EAST RUTHERFORD, N.J. — He’s logged just north of 5,500 minutes in the 137 games he’s set foot on a court with an NBA playoff logo, meaning he’s experienced just about everything the postseason has to offer.
So if anyone on the Nets understands the difficulty in snatching the first two games of a best-of-seven series on the road, it’s Paul Pierce. As a veteran of 10 previous postseasons can attest, the challenges in achieving such a task might be unmatched, highlighting the barricade that stands in front of the Nets on Tuesday night when they meet the Raptors in Game 2 at Air Canada Centre.

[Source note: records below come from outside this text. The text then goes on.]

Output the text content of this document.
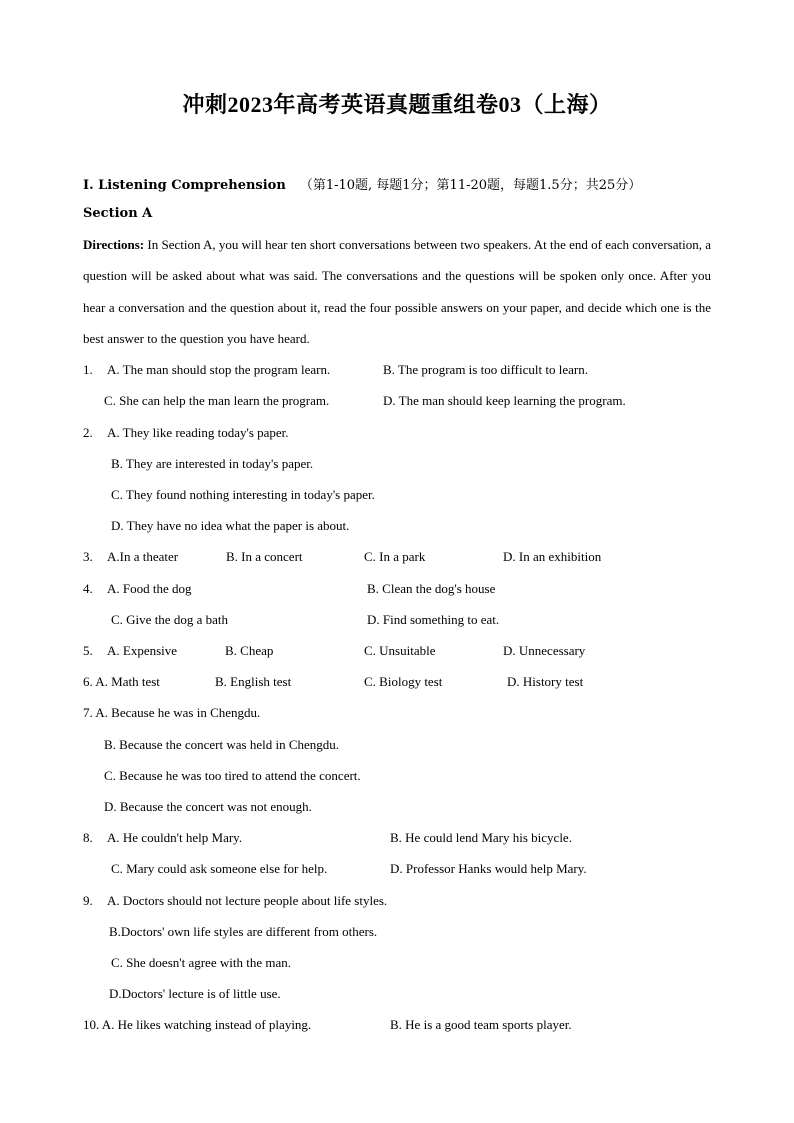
冲刺2023年高考英语真题重组卷03（上海）
I. Listening Comprehension （第1-10题, 每题1分；第11-20题，每题1.5分；共25分）
Section A
Directions: In Section A, you will hear ten short conversations between two speakers. At the end of each conversation, a question will be asked about what was said. The conversations and the questions will be spoken only once. After you hear a conversation and the question about it, read the four possible answers on your paper, and decide which one is the best answer to the question you have heard.
1. A. The man should stop the program learn.	B. The program is too difficult to learn.
C. She can help the man learn the program.	D. The man should keep learning the program.
2. A. They like reading today's paper.
B. They are interested in today's paper.
C. They found nothing interesting in today's paper.
D. They have no idea what the paper is about.
3. A.In a theater	B. In a concert	C. In a park	D. In an exhibition
4. A. Food the dog	B. Clean the dog's house
C. Give the dog a bath	D. Find something to eat.
5. A. Expensive	B. Cheap	C. Unsuitable	D. Unnecessary
6. A. Math test	B. English test	C. Biology test	D. History test
7. A. Because he was in Chengdu.
B. Because the concert was held in Chengdu.
C. Because he was too tired to attend the concert.
D. Because the concert was not enough.
8. A. He couldn't help Mary.	B. He could lend Mary his bicycle.
C. Mary could ask someone else for help.	D. Professor Hanks would help Mary.
9. A. Doctors should not lecture people about life styles.
B.Doctors' own life styles are different from others.
C. She doesn't agree with the man.
D.Doctors' lecture is of little use.
10. A. He likes watching instead of playing.	B. He is a good team sports player.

“Since I’ve been in the playoffs, I’ve only done it one time,” Pierce said Monday. “It’s a hard thing to do. We have to understand how hard it is to win in another building two times in a row in the playoffs. We have to come with that mentality — nothing less.”
The Nets have spent the past two days since Saturday’s Game 1 victory trying to eliminate any comfortable thoughts that might have been flowing through their heads since Pierce went crazy in the fourth quarter, lifting them to that gritty win.
Call it a reprogramming of their brains.
“It’s a mind-set. It’s a mentality,” Shaun Livingston said. “We have to train ourselves to be hungry, to be greedy. I think that’s what all the great teams strive for. To win one was great, but it’s over. This is Game 2 and we have to refocus. They obviously feel it’s a must-win for them and we should approach that same mentality ... It’s not, ‘Oh we are comfortable, all the pressure is on them.’ I don’t necessarily believe that. It still should be a war. We should still go in with the killer instinct.”
Technically, the holdovers from last year’s playoff fizzle shouldn’t need much motivation. Although the circumstances were a bit different since they were the home team in their first-round series with the Bulls, the Nets dropped the next three games after the opener, falling into a 3-1 hole before climbing out and forcing a Game 7. Which they lost. At home.
One difference this time around, other than the obvious with Pierce and Kevin Garnett on board: no plantar fasciitis for Joe Johnson, which allows the Nets to confidently play through their All-Star.
“Last year is a lot different than this year, from a personnel standpoint, from us being healthy. It’s night and day,” Johnson said. “I think this team here really knows what it takes to get to that level and not taking each game for granted. We are not satisfied. We understand we got a game in Toronto, but we want to get another one.”